Bill of Rights · Feb 26, 2013 - 12:03pm

Austerity USA begins March 1st: 600,000 food stamp recipients will be cut from the program, Millions on unemployment will see their checks cut by 11%, 700,000 jobs are expected to be lost, and 70,000 children kicked out of head start… | InvestmentWa

 In the first week of March, a laid-off person living on $300 a week in unemployment benefits is liable to find a surprise in the mailbox: notification from Uncle Sam that come April the check will be $33 lighter.
“Sequestration,” that arcane budget term consuming Washington in recent weeks, is about to move from political abstraction to objective reality for tens of millions of Americans. Barring an extremely unlikely last-minute deal, about $85 billion is set to be cut from military, domestic and certain health care programs beginning Friday.
· Feb 26, 2013 - 1:17pm

word

The Vet · Feb 27, 2013 - 12:08am

Contango - the usual situation where future months trade at a higher price than the current month, is the bread and butter of the short sellers. The longs trapped in a current month contract (who never intended to take delivery anyway) now must either pay the piper and close the position for a loss or roll their position to a later expiry month. When the market is in contango, the longer dated future is always more expensive than the current month, so it costs the owner of the long position added cash to keep the longer dated contract at the same strike. Who gets that cash? The short seller of course. She/he closes out the current month short (he never intended to make delivery either) at a profit and then fills the long suffering long's buy order for a higher priced position while the short seller pockets the difference. Free money to the short seller every time a contact is rolled out.

In backwardation however, the long holder can roll out and make a profit with a new longer dated position at a cheaper price. It is the short now who has to dip into his pocket in order to roll the short position out to avoid being forced to deliver.

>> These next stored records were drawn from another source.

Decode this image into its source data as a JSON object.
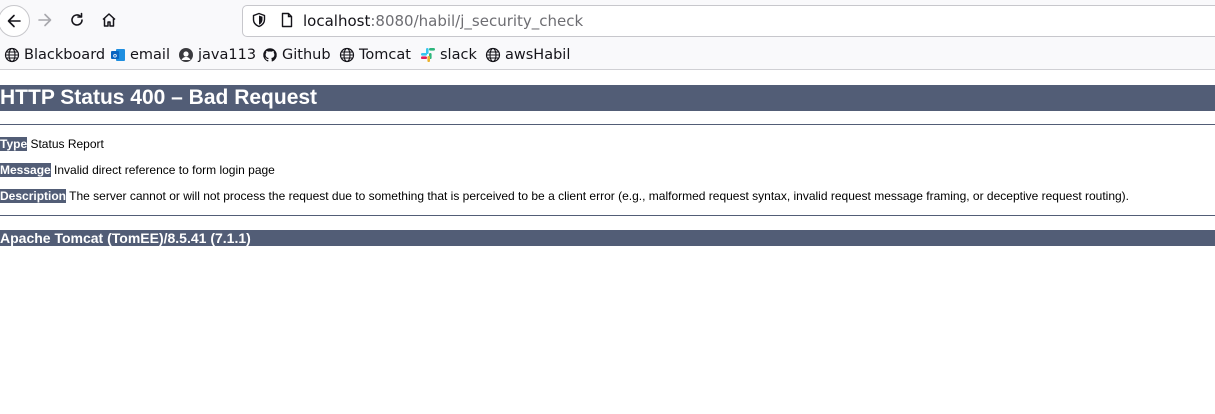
{
  "browser": {
    "url_host": "localhost",
    "url_rest": ":8080/habil/j_security_check",
    "bookmarks": [
      {
        "label": "Blackboard",
        "icon": "globe-icon"
      },
      {
        "label": "email",
        "icon": "outlook-icon"
      },
      {
        "label": "java113",
        "icon": "globe-icon"
      },
      {
        "label": "Github",
        "icon": "github-icon"
      },
      {
        "label": "Tomcat",
        "icon": "globe-icon"
      },
      {
        "label": "slack",
        "icon": "slack-icon"
      },
      {
        "label": "awsHabil",
        "icon": "globe-icon"
      }
    ]
  },
  "page": {
    "title": "HTTP Status 400 – Bad Request",
    "type_label": "Type",
    "type_value": "Status Report",
    "message_label": "Message",
    "message_value": "Invalid direct reference to form login page",
    "description_label": "Description",
    "description_value": "The server cannot or will not process the request due to something that is perceived to be a client error (e.g., malformed request syntax, invalid request message framing, or deceptive request routing).",
    "footer": "Apache Tomcat (TomEE)/8.5.41 (7.1.1)"
  },
  "colors": {
    "tomcat_header": "#525d76",
    "chrome_bg": "#f9f9fb"
  }
}
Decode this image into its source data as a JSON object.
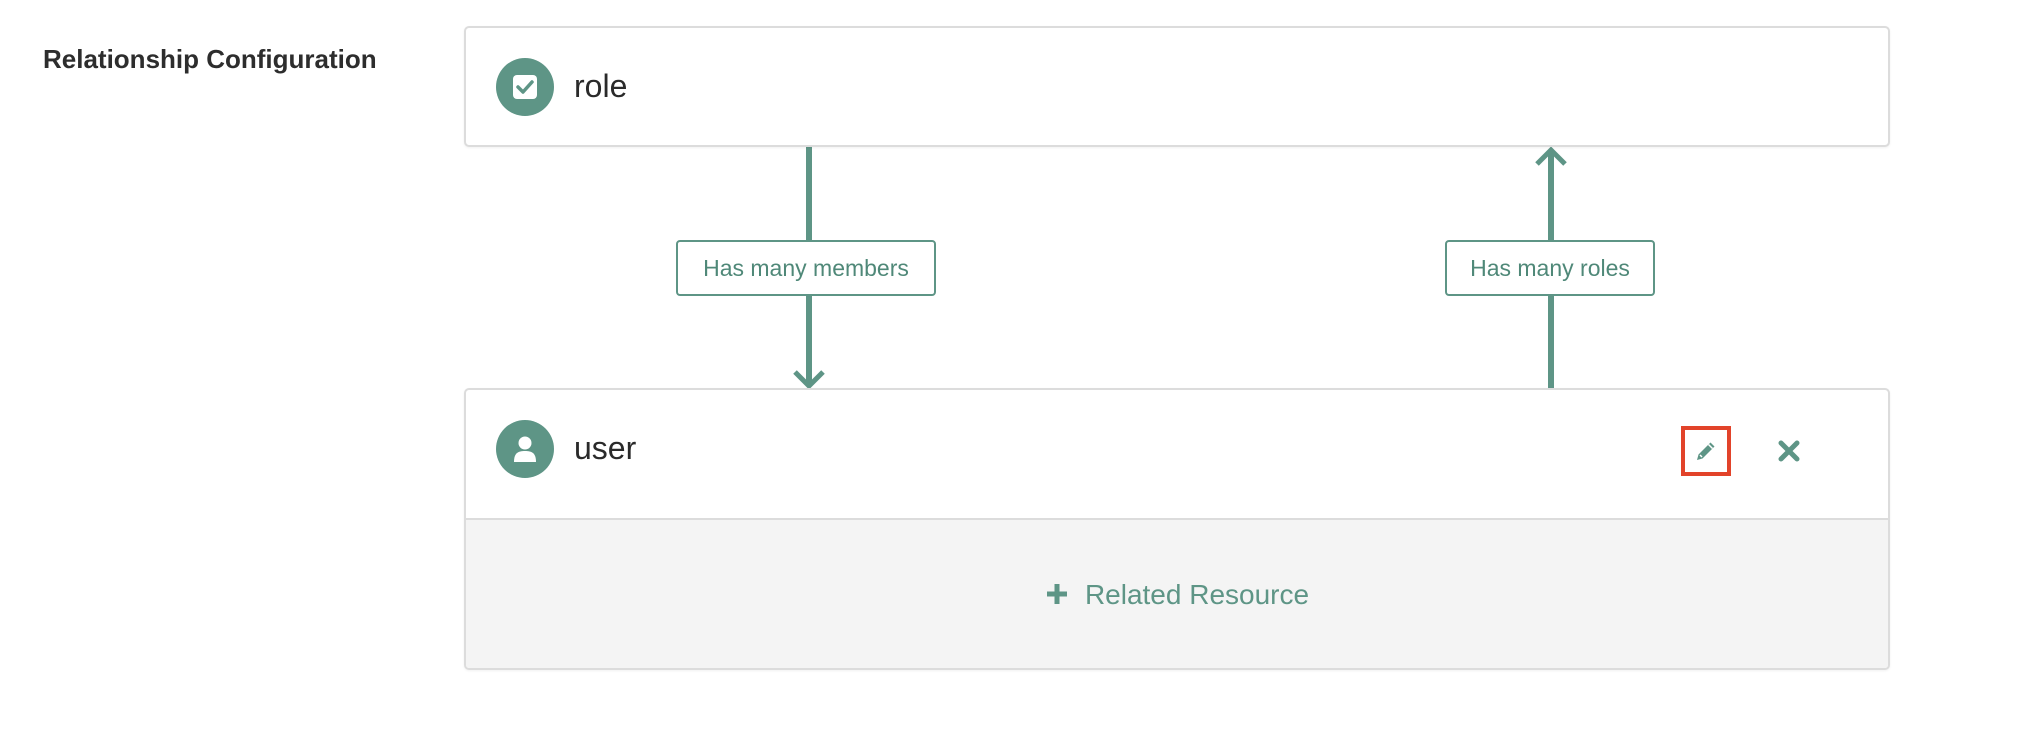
{
  "section": {
    "label": "Relationship Configuration"
  },
  "role_card": {
    "title": "role",
    "icon": "checkbox-icon"
  },
  "user_card": {
    "title": "user",
    "icon": "user-icon",
    "edit_icon": "pencil-icon",
    "delete_icon": "close-icon",
    "add_related_label": "Related Resource",
    "add_icon": "plus-icon"
  },
  "relationships": {
    "members_label": "Has many members",
    "roles_label": "Has many roles"
  },
  "colors": {
    "accent": "#5e9586",
    "highlight": "#e2432a",
    "border": "#dcdcdc",
    "footer_bg": "#f4f4f4"
  }
}
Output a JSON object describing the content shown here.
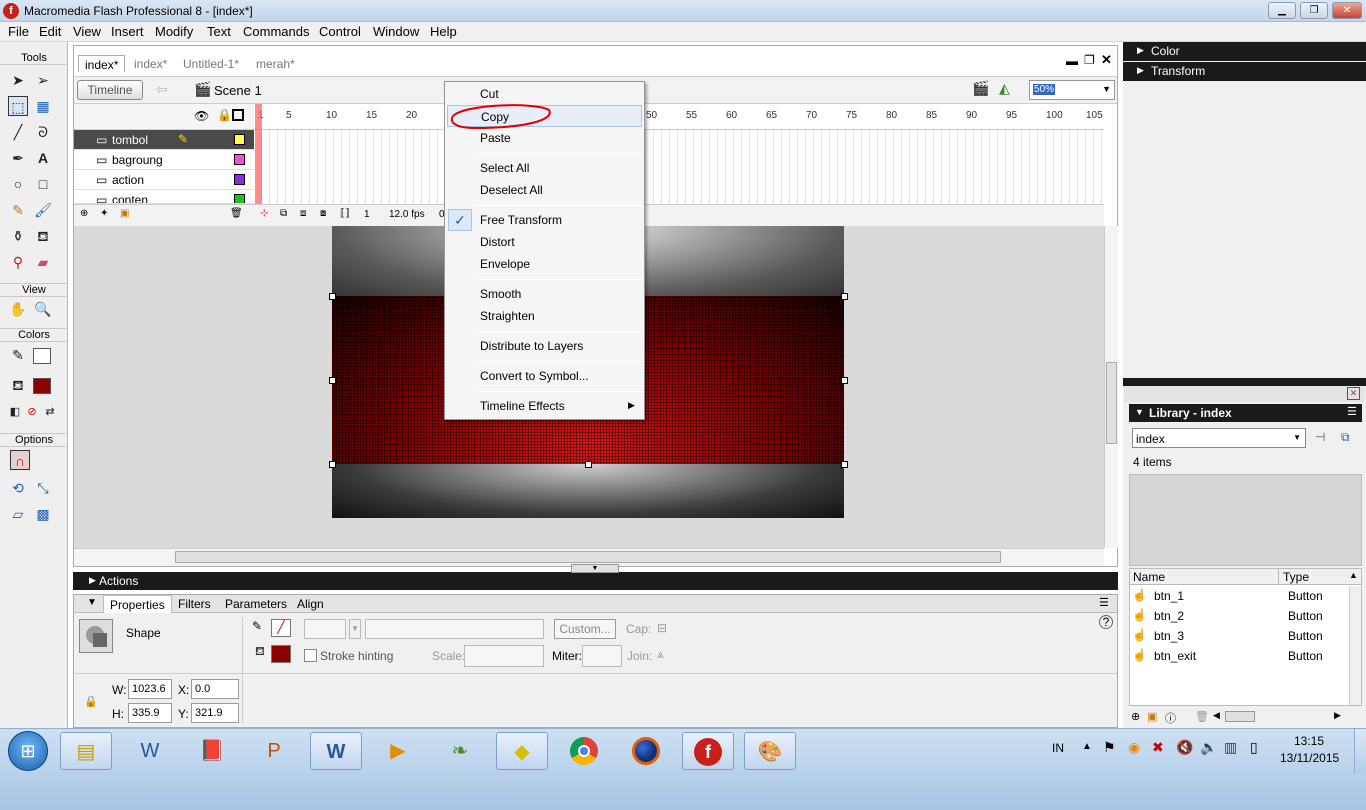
{
  "window": {
    "title": "Macromedia Flash Professional 8 - [index*]",
    "app_icon": "flash-icon"
  },
  "menu": [
    "File",
    "Edit",
    "View",
    "Insert",
    "Modify",
    "Text",
    "Commands",
    "Control",
    "Window",
    "Help"
  ],
  "toolbox": {
    "tools_label": "Tools",
    "view_label": "View",
    "colors_label": "Colors",
    "options_label": "Options"
  },
  "document": {
    "tabs": [
      "index*",
      "index*",
      "Untitled-1*",
      "merah*"
    ],
    "timeline_button": "Timeline",
    "scene": "Scene 1",
    "zoom": "50%",
    "ruler": [
      "1",
      "5",
      "10",
      "15",
      "20",
      "50",
      "55",
      "60",
      "65",
      "70",
      "75",
      "80",
      "85",
      "90",
      "95",
      "100",
      "105"
    ],
    "layers": [
      "tombol",
      "bagroung",
      "action",
      "conten"
    ],
    "frame": "1",
    "fps": "12.0 fps",
    "time": "0"
  },
  "context_menu": {
    "items": [
      "Cut",
      "Copy",
      "Paste",
      "Select All",
      "Deselect All",
      "Free Transform",
      "Distort",
      "Envelope",
      "Smooth",
      "Straighten",
      "Distribute to Layers",
      "Convert to Symbol...",
      "Timeline Effects"
    ],
    "checked": "Free Transform",
    "highlighted": "Copy"
  },
  "actions_label": "Actions",
  "properties": {
    "tabs": [
      "Properties",
      "Filters",
      "Parameters",
      "Align"
    ],
    "object_type": "Shape",
    "custom_button": "Custom...",
    "cap_label": "Cap:",
    "stroke_hinting": "Stroke hinting",
    "scale_label": "Scale:",
    "miter_label": "Miter:",
    "join_label": "Join:",
    "w_label": "W:",
    "w": "1023.6",
    "x_label": "X:",
    "x": "0.0",
    "h_label": "H:",
    "h": "335.9",
    "y_label": "Y:",
    "y": "321.9"
  },
  "right_panels": {
    "color": "Color",
    "transform": "Transform"
  },
  "library": {
    "title": "Library - index",
    "selected_doc": "index",
    "count": "4 items",
    "col_name": "Name",
    "col_type": "Type",
    "items": [
      {
        "name": "btn_1",
        "type": "Button"
      },
      {
        "name": "btn_2",
        "type": "Button"
      },
      {
        "name": "btn_3",
        "type": "Button"
      },
      {
        "name": "btn_exit",
        "type": "Button"
      }
    ]
  },
  "taskbar": {
    "apps": [
      "explorer-icon",
      "word-icon",
      "book-icon",
      "powerpoint-icon",
      "word-doc-icon",
      "media-player-icon",
      "app-icon",
      "sticky-notes-icon",
      "chrome-icon",
      "firefox-icon",
      "flash-icon",
      "paint-icon"
    ],
    "lang": "IN",
    "time": "13:15",
    "date": "13/11/2015"
  }
}
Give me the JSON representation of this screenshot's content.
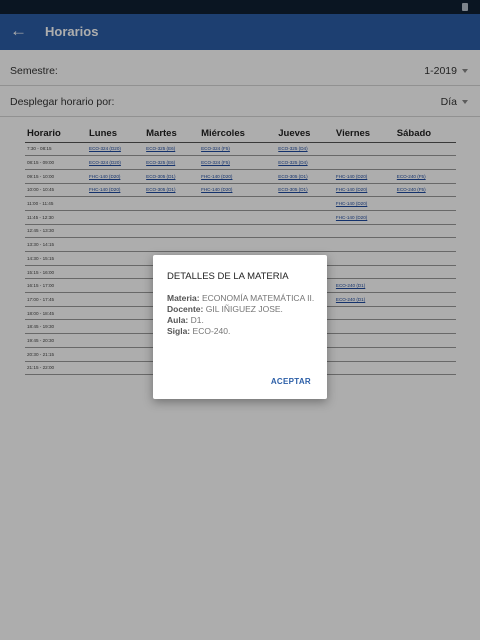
{
  "status": {
    "text": ""
  },
  "app_bar": {
    "title": "Horarios"
  },
  "settings": {
    "semester_label": "Semestre:",
    "semester_value": "1-2019",
    "display_label": "Desplegar horario por:",
    "display_value": "Día"
  },
  "schedule": {
    "headers": [
      "Horario",
      "Lunes",
      "Martes",
      "Miércoles",
      "Jueves",
      "Viernes",
      "Sábado"
    ],
    "rows": [
      [
        "7:30 - 08:15",
        "ECO-324 (D20)",
        "ECO-325 (E6)",
        "ECO-324 (F5)",
        "ECO-325 (D4)",
        "",
        ""
      ],
      [
        "08:15 - 09:00",
        "ECO-324 (D20)",
        "ECO-325 (E6)",
        "ECO-324 (F5)",
        "ECO-325 (D4)",
        "",
        ""
      ],
      [
        "09:15 - 10:00",
        "FHC-140 (D20)",
        "ECO-305 (D1)",
        "FHC-140 (D20)",
        "ECO-305 (D1)",
        "FHC-140 (D20)",
        "ECO-240 (F5)"
      ],
      [
        "10:00 - 10:45",
        "FHC-140 (D20)",
        "ECO-305 (D1)",
        "FHC-140 (D20)",
        "ECO-305 (D1)",
        "FHC-140 (D20)",
        "ECO-240 (F5)"
      ],
      [
        "11:00 - 11:45",
        "",
        "",
        "",
        "",
        "FHC-140 (D20)",
        ""
      ],
      [
        "11:45 - 12:30",
        "",
        "",
        "",
        "",
        "FHC-140 (D20)",
        ""
      ],
      [
        "12:45 - 13:30",
        "",
        "",
        "",
        "",
        "",
        ""
      ],
      [
        "13:30 - 14:15",
        "",
        "",
        "",
        "",
        "",
        ""
      ],
      [
        "14:30 - 15:15",
        "",
        "",
        "",
        "",
        "",
        ""
      ],
      [
        "15:15 - 16:00",
        "",
        "",
        "",
        "",
        "",
        ""
      ],
      [
        "16:15 - 17:00",
        "",
        "",
        "",
        "",
        "ECO-240 (D1)",
        ""
      ],
      [
        "17:00 - 17:45",
        "",
        "",
        "",
        "",
        "ECO-240 (D1)",
        ""
      ],
      [
        "18:00 - 18:45",
        "",
        "",
        "",
        "",
        "",
        ""
      ],
      [
        "18:45 - 19:30",
        "",
        "",
        "",
        "",
        "",
        ""
      ],
      [
        "19:45 - 20:30",
        "",
        "",
        "",
        "",
        "",
        ""
      ],
      [
        "20:30 - 21:15",
        "",
        "",
        "",
        "",
        "",
        ""
      ],
      [
        "21:15 - 22:00",
        "",
        "",
        "",
        "",
        "",
        ""
      ]
    ]
  },
  "dialog": {
    "title": "DETALLES DE LA MATERIA",
    "materia_label": "Materia:",
    "materia_value": "ECONOMÍA MATEMÁTICA II.",
    "docente_label": "Docente:",
    "docente_value": "GIL IÑIGUEZ JOSE.",
    "aula_label": "Aula:",
    "aula_value": "D1.",
    "sigla_label": "Sigla:",
    "sigla_value": "ECO-240.",
    "button_label": "ACEPTAR"
  },
  "colors": {
    "app_bar": "#2b5ea7",
    "status_bar": "#0f1f33",
    "link": "#1e4aa0",
    "accent": "#2b5ea7"
  },
  "icons": {
    "back": "arrow-left-icon",
    "dropdown": "caret-down-icon",
    "battery": "battery-icon"
  }
}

It is this dynamic that is the most important in backwardation. The concept of someone selling physical and then replacing it with a cheaper long future contract isn't the driver. It is the "all paper" players who are deep in this game, as as long as backwardation continues the longs are picking the pockets of the shorts on every roll out, a reverse of the usual game. 

It is the shorts who are being pressured to roll out their short contract to avoid delivery obligations and that is the dynamic that is feeding the continuing backwardation.